Poems (Curwen)/How Willie made it Snow

How Willie Made it Snow.
Wee Willie watched with great delight The falling of the snow, And he never grew weary of the sight Of the beautiful feathery flakes of white Fluttering to and fro.
But a thaw at night changed all the scene, And when Willie awoke next day There was not a bit of snow to be seen, And he said, as he looked where it had been."God might have let it stay."
And day by day he watched again For the snow to re-appear; But my bonnie laddie looked in vain, The beautiful snow came not again, For Spring herself was here.
One night, as usual, he went to bed (He never has a light), And as I kissed the golden head, The darling clung to me and said, "Do rue sink it will snow to-night?"
I laughed, as I tucked in the little thing (The nights were cold and chill), And told him how Summer would follow Spring, And the flowers would bloom and the birdies sing, And I left him lying still.
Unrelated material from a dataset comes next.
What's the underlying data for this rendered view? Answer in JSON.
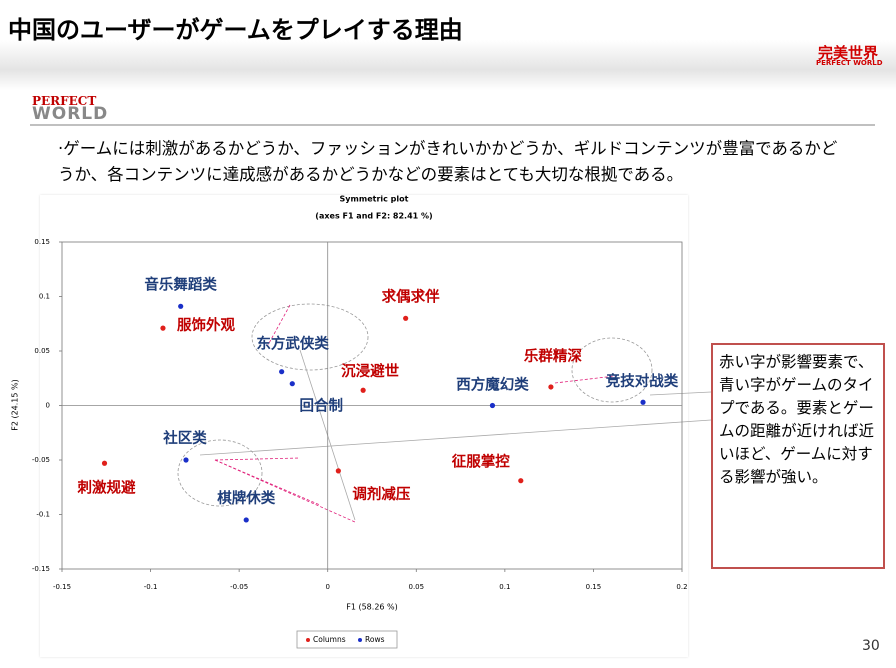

Entering my room when some hours had passed, I got a terrible fright; For a moment my heart beat wild and fast, And then I stood and stared aghast At a little form in white.
Perched high upon the window seat Was my little two years old, He was gazing out into the street, Standing in his little bare feet, Unmindful of the cold.
"What are you doing there?" I cried, Then stopped short in dismay, For something glittering I espied; Then, as the lights were brought, descried What 'twas that round him lay.
The contents of each rifled drawer Were lying all about, My trinkets scattered on the floor, And my seidlitz powders—a goodly store—Had all been emptied out,
And glittered like frost on my little son, And sparkled everywhere; For twenty powders he had undone, And tossed the contents of every one Around him in the air.
I gathered his little cold form in my arms, The while I chided him so—"Such naughty tricks poor mother alarms;"But the answer he gives all wrath disarms—"I was trying to make it snow!"